Il parut avec toute la modestie d’un accusé. Mais sachant qu’on manifestait l’intention de mettre sur le trône de Numidie un des descendans de Massinissa qui s’était aussi réfugié à Rome, le roi n’hésita pas à soudoyer des assassins, et le fit massacrer. Le sénat ressentit vivement l’offense ; il n’osa cependant violer un sauf-conduit, et fit sortir le meurtrier de l’Italie. C’est en parlant que Jugurtha dit ces paroles mémorables : « Rome est à vendre ; elle n’attend que des acheteurs. »

Le consul Albinus le suivit de près, et reconnut bientôt que les desseins de ce prince étaient impénétrables. Lorsqu’il avait résolu d’éviter une bataille, il s’avançait pour engager l’action ; ou bien il paraissait fuir, quand il préparait une attaque. Ses offres de soumission et ses menaces étaient également fausses. Il violait les traités les plus solennels, regardant un manque de foi comme un stratagème permis à la guerre, et se moquait de ceux qui se laissaient ainsi tromper.

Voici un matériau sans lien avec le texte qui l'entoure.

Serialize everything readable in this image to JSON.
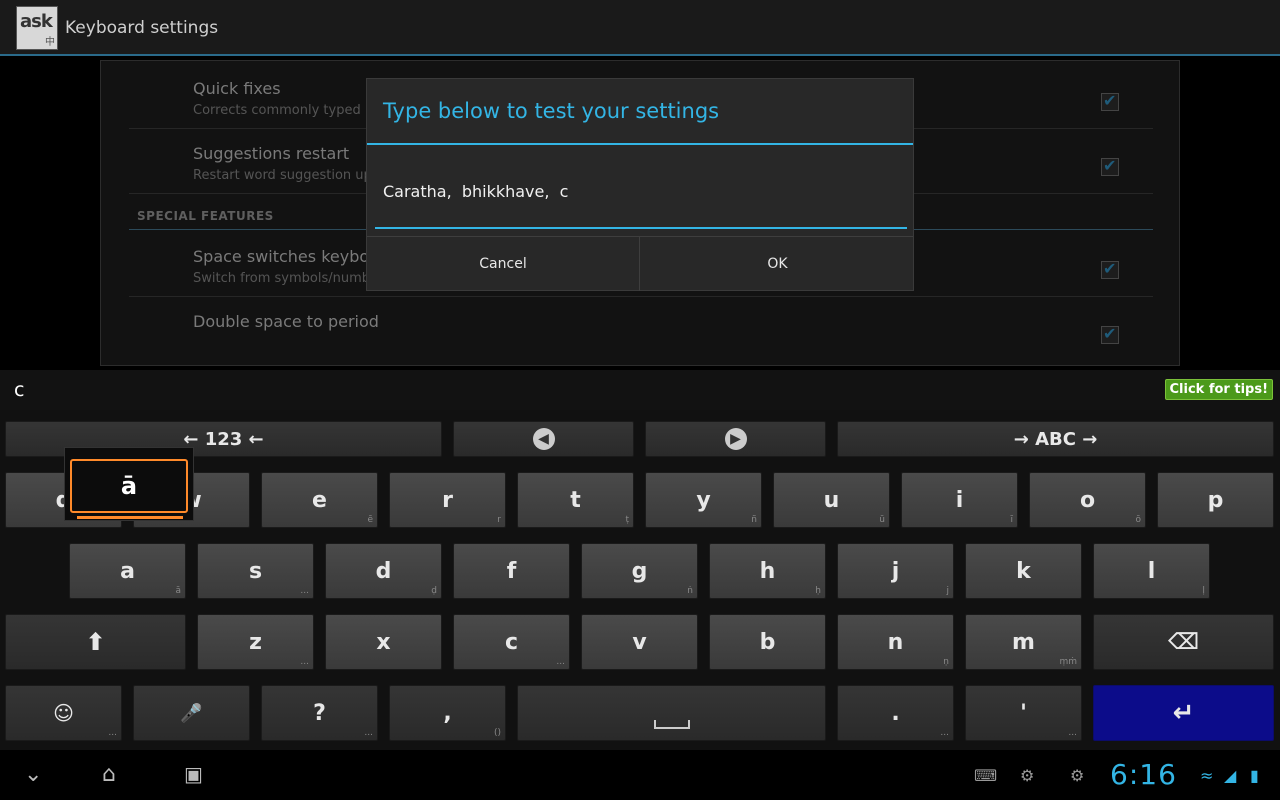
{
  "app": {
    "icon_text": "ask",
    "icon_sub": "中",
    "title": "Keyboard settings"
  },
  "settings": {
    "items": [
      {
        "title": "Quick fixes",
        "summary": "Corrects commonly typed mistakes",
        "checked": true
      },
      {
        "title": "Suggestions restart",
        "summary": "Restart word suggestion upon cursor move",
        "checked": true
      },
      {
        "title": "Space switches keyboard",
        "summary": "Switch from symbols/numbers to alphabet on space",
        "checked": true
      },
      {
        "title": "Double space to period",
        "summary": "",
        "checked": true
      }
    ],
    "section_header": "SPECIAL FEATURES"
  },
  "dialog": {
    "title": "Type below to test your settings",
    "input_value": "Caratha,  bhikkhave,  c",
    "cancel_label": "Cancel",
    "ok_label": "OK"
  },
  "candidate_bar": {
    "candidate": "c",
    "tips_label": "Click for tips!"
  },
  "keyboard": {
    "nav_row": {
      "left": "← 123 ←",
      "right": "→ ABC →"
    },
    "row1": [
      {
        "label": "q",
        "hint": ""
      },
      {
        "label": "w",
        "hint": ""
      },
      {
        "label": "e",
        "hint": "ē"
      },
      {
        "label": "r",
        "hint": "r"
      },
      {
        "label": "t",
        "hint": "ṭ"
      },
      {
        "label": "y",
        "hint": "ñ"
      },
      {
        "label": "u",
        "hint": "ū"
      },
      {
        "label": "i",
        "hint": "ī"
      },
      {
        "label": "o",
        "hint": "ō"
      },
      {
        "label": "p",
        "hint": ""
      }
    ],
    "row2": [
      {
        "label": "a",
        "hint": "ā"
      },
      {
        "label": "s",
        "hint": "..."
      },
      {
        "label": "d",
        "hint": "ḍ"
      },
      {
        "label": "f",
        "hint": ""
      },
      {
        "label": "g",
        "hint": "ṅ"
      },
      {
        "label": "h",
        "hint": "ḥ"
      },
      {
        "label": "j",
        "hint": "j"
      },
      {
        "label": "k",
        "hint": ""
      },
      {
        "label": "l",
        "hint": "ḷ"
      }
    ],
    "row3": [
      {
        "label": "z",
        "hint": "..."
      },
      {
        "label": "x",
        "hint": ""
      },
      {
        "label": "c",
        "hint": "..."
      },
      {
        "label": "v",
        "hint": ""
      },
      {
        "label": "b",
        "hint": ""
      },
      {
        "label": "n",
        "hint": "ṇ"
      },
      {
        "label": "m",
        "hint": "ṃṁ"
      }
    ],
    "row4": {
      "question": "?",
      "comma": ",",
      "comma_hint": "()",
      "period": ".",
      "apostrophe": "'"
    },
    "popup_char": "ā"
  },
  "status": {
    "time": "6:16"
  }
}
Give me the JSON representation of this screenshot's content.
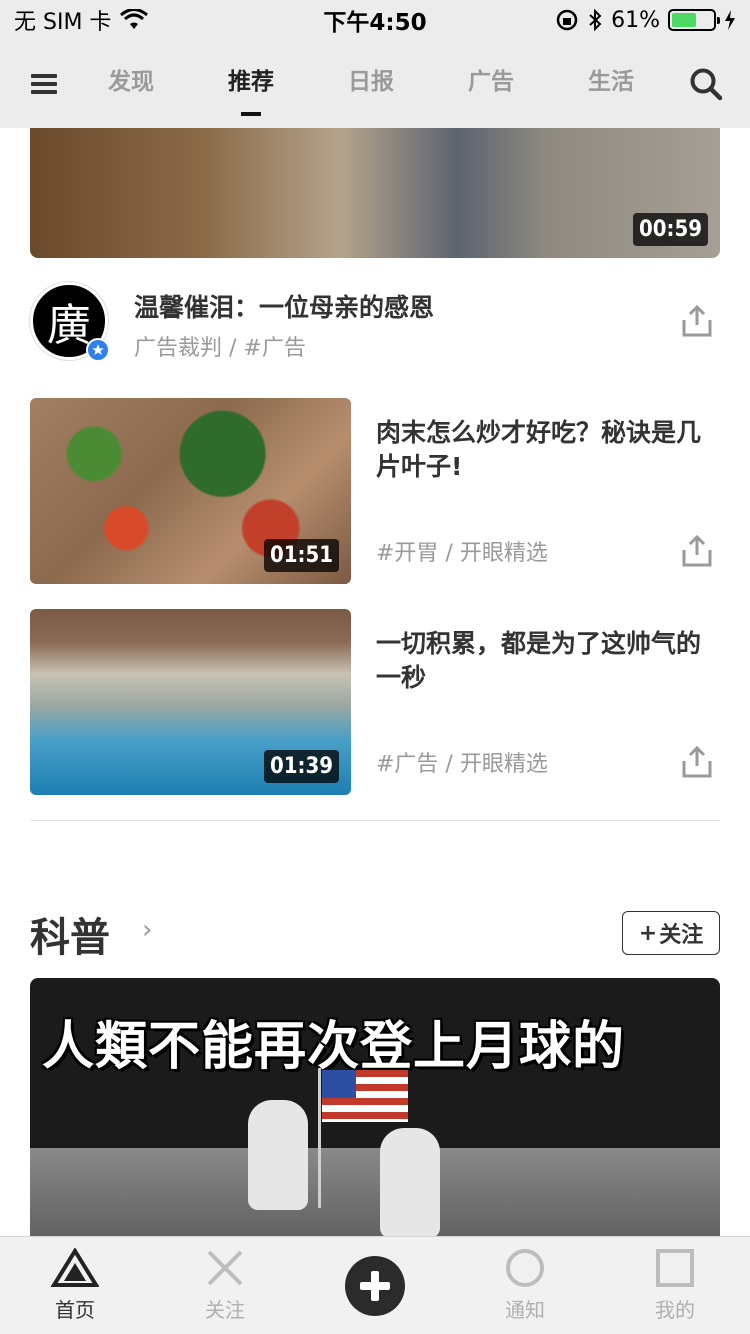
{
  "status_bar": {
    "carrier": "无 SIM 卡",
    "time": "下午4:50",
    "battery": "61%",
    "battery_fill": 0.61
  },
  "top_nav": {
    "tabs": [
      {
        "label": "发现"
      },
      {
        "label": "推荐",
        "active": true
      },
      {
        "label": "日报"
      },
      {
        "label": "广告"
      },
      {
        "label": "生活"
      }
    ]
  },
  "main_card": {
    "duration": "00:59",
    "avatar_text": "廣",
    "title": "温馨催泪：一位母亲的感恩",
    "meta": "广告裁判  /  #广告"
  },
  "list": [
    {
      "duration": "01:51",
      "title": "肉末怎么炒才好吃？秘诀是几片叶子!",
      "meta": "#开胃  /  开眼精选"
    },
    {
      "duration": "01:39",
      "title": "一切积累，都是为了这帅气的一秒",
      "meta": "#广告  /  开眼精选"
    }
  ],
  "section": {
    "title": "科普",
    "follow_label": "关注",
    "video_caption": "人類不能再次登上月球的"
  },
  "tab_bar": {
    "items": [
      {
        "label": "首页",
        "active": true
      },
      {
        "label": "关注"
      },
      {
        "label": ""
      },
      {
        "label": "通知"
      },
      {
        "label": "我的"
      }
    ]
  }
}
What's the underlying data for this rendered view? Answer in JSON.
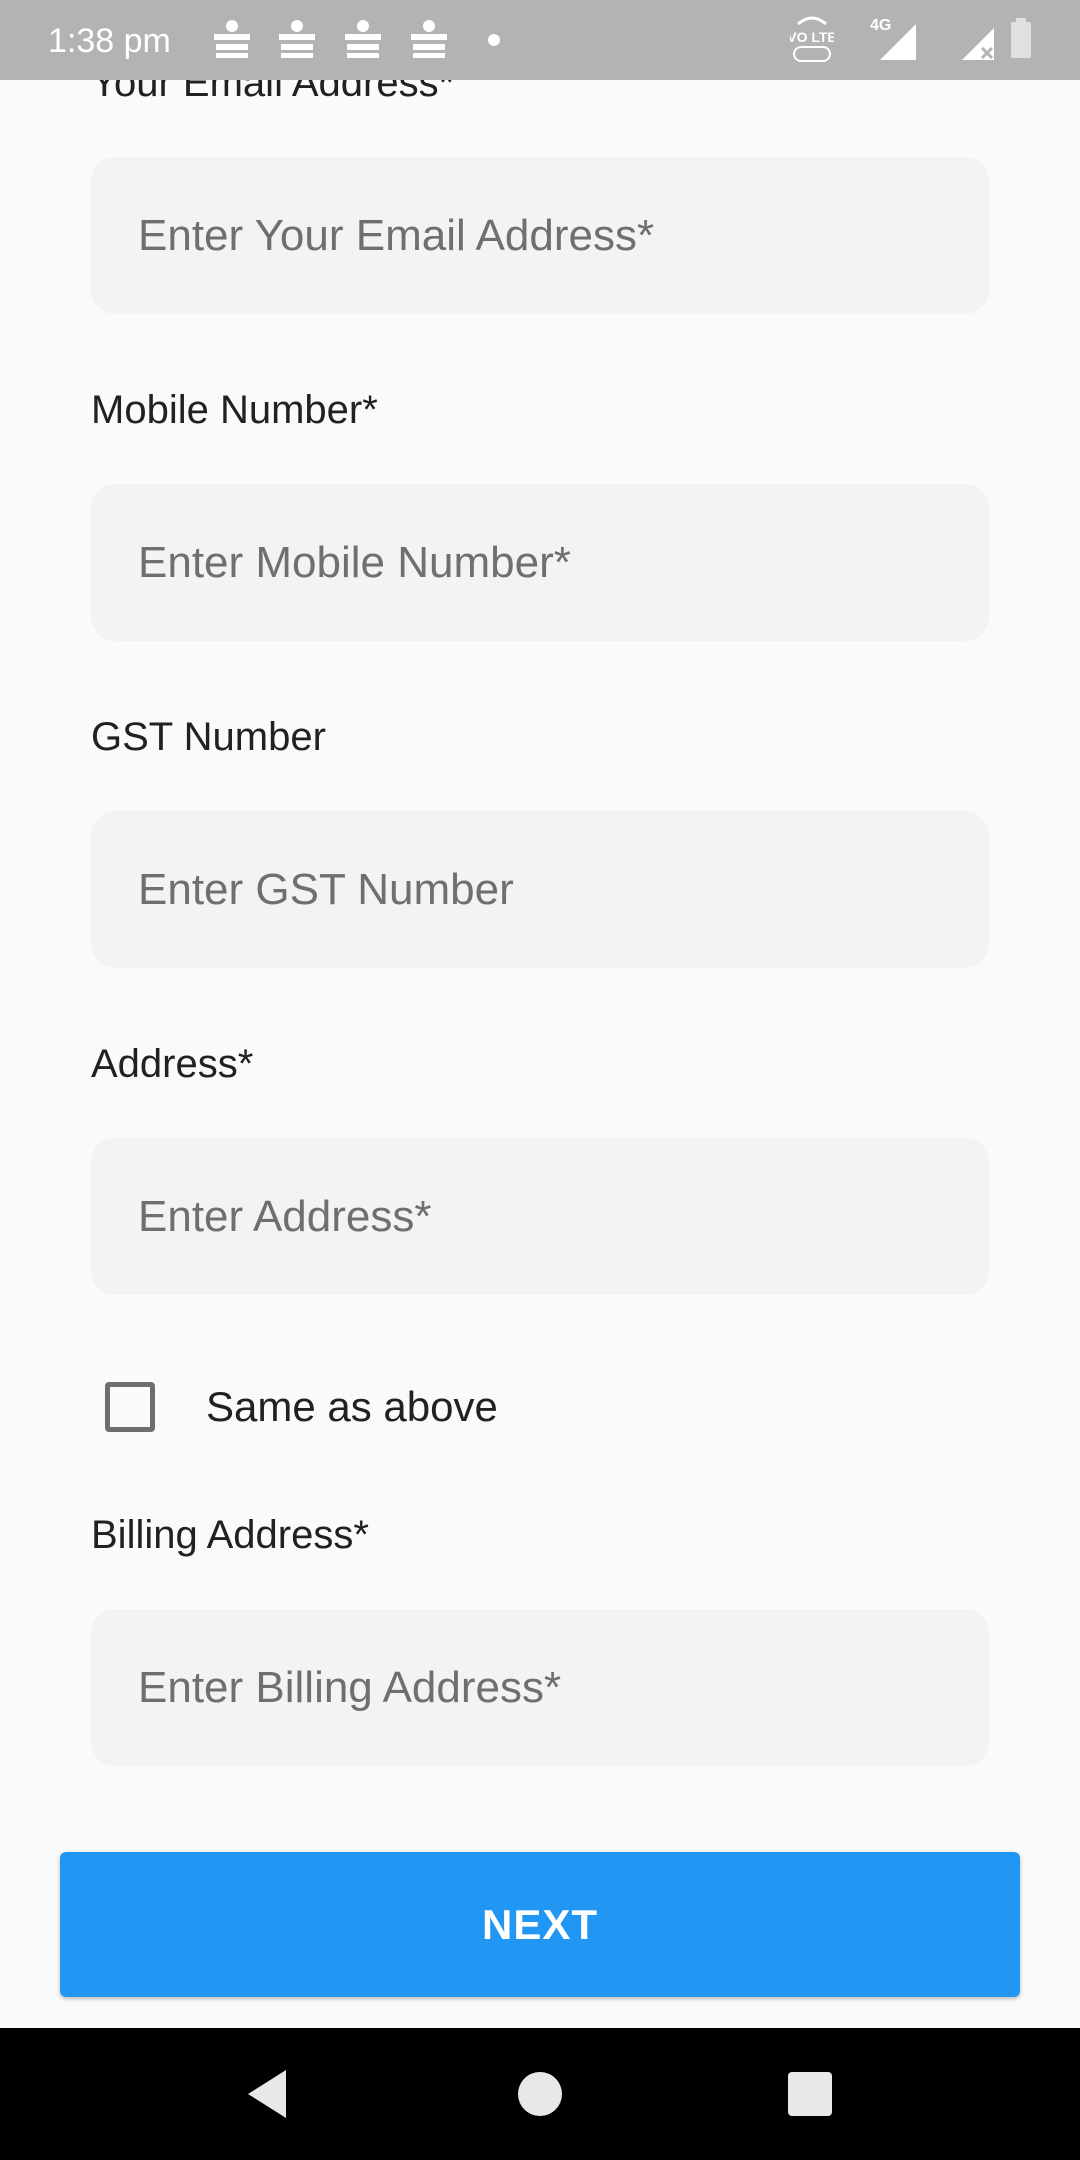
{
  "status_bar": {
    "time": "1:38 pm",
    "network": "4G",
    "volte": "VO LTE",
    "notification_icons": [
      "dainik-bhaskar-icon",
      "dainik-bhaskar-icon",
      "dainik-bhaskar-icon",
      "dainik-bhaskar-icon"
    ]
  },
  "form": {
    "email": {
      "label": "Your Email Address*",
      "placeholder": "Enter Your Email Address*"
    },
    "mobile": {
      "label": "Mobile Number*",
      "placeholder": "Enter Mobile Number*"
    },
    "gst": {
      "label": "GST Number",
      "placeholder": "Enter GST Number"
    },
    "address": {
      "label": "Address*",
      "placeholder": "Enter Address*"
    },
    "same_as_above": {
      "label": "Same as above",
      "checked": false
    },
    "billing": {
      "label": "Billing Address*",
      "placeholder": "Enter Billing Address*"
    }
  },
  "next_button": {
    "label": "NEXT"
  },
  "colors": {
    "accent": "#2196f3",
    "field_bg": "#f3f3f3",
    "status_bar_bg": "#b3b3b3"
  }
}
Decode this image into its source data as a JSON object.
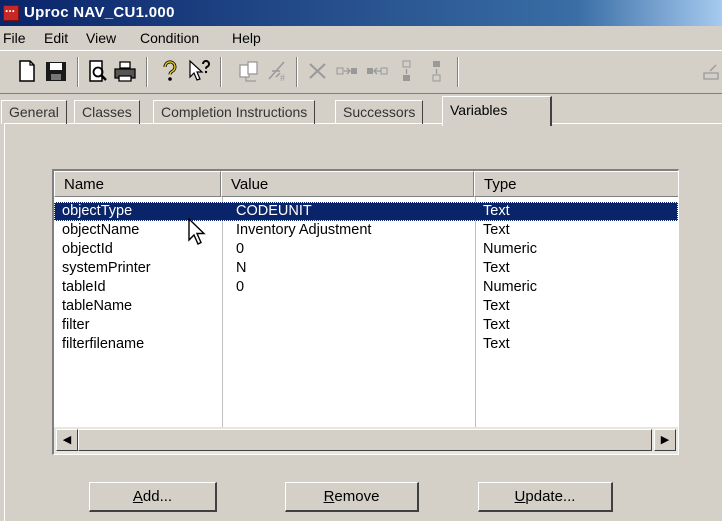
{
  "window": {
    "title": "Uproc NAV_CU1.000"
  },
  "menu": [
    "File",
    "Edit",
    "View",
    "Condition",
    "Help"
  ],
  "toolbar": {
    "icons": [
      "new-icon",
      "save-icon",
      "print-preview-icon",
      "print-icon",
      "help-icon",
      "context-help-icon",
      "copy-icon",
      "edit-icon",
      "delete-icon",
      "move-right-icon",
      "move-left-icon",
      "move-up-icon",
      "move-down-icon",
      "export-icon"
    ]
  },
  "tabs": [
    {
      "label": "General",
      "active": false
    },
    {
      "label": "Classes",
      "active": false
    },
    {
      "label": "Completion Instructions",
      "active": false
    },
    {
      "label": "Successors",
      "active": false
    },
    {
      "label": "Variables",
      "active": true
    }
  ],
  "variables": {
    "columns": [
      "Name",
      "Value",
      "Type"
    ],
    "rows": [
      {
        "name": "objectType",
        "value": "CODEUNIT",
        "type": "Text",
        "selected": true
      },
      {
        "name": "objectName",
        "value": "Inventory Adjustment",
        "type": "Text"
      },
      {
        "name": "objectId",
        "value": "0",
        "type": "Numeric"
      },
      {
        "name": "systemPrinter",
        "value": "N",
        "type": "Text"
      },
      {
        "name": "tableId",
        "value": "0",
        "type": "Numeric"
      },
      {
        "name": "tableName",
        "value": "",
        "type": "Text"
      },
      {
        "name": "filter",
        "value": "",
        "type": "Text"
      },
      {
        "name": "filterfilename",
        "value": "",
        "type": "Text"
      }
    ]
  },
  "buttons": {
    "add": {
      "mnemonic": "A",
      "rest": "dd..."
    },
    "remove": {
      "mnemonic": "R",
      "rest": "emove"
    },
    "update": {
      "mnemonic": "U",
      "rest": "pdate..."
    }
  },
  "colors": {
    "title_bar": "#0a246a",
    "selection": "#0a246a",
    "face": "#d4d0c8"
  }
}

Ces artifices devaient prolonger la lutte. Le temps des élections approchait, et Albinus revint à Rome pour présider au choix d’un successeur. Il y avait beaucoup de fermentation dans la ville. La corruption que l’on reprochait à plusieurs nobles, à cause de leur correspondance vraie ou fausse avec Jugurtha, donnait de l’avantage au parti populaire. L’élection des consuls fut suspendue ; la république se trouva, une année entière, dans une anarchie absolue.

Aulus Albinus, frère du dernier consul, qui commandait par intérim l’armée d’Afrique, espéra faire servir ce trouble à sa gloire. Il poussa fort avant dans la Numidie, comptant se rendre maître, par force ou par surprise, des magasins et des trésors du monarque africain.

Toujours fidèle à son plan de conduite, le prince paraît effrayé ; c’est avec précipitation qu’il se retire partout où les Romains se montrent ; et afin d’augmenter leur confiance, il implore même souvent la pitié. Cependant il s’occupait de gagner les Thraces et les autres étrangers qui servaient avec les légions romaines, et lorsqu’il eut attiré Aulus dans une position dangereuse, il revint la nuit sur ses pas.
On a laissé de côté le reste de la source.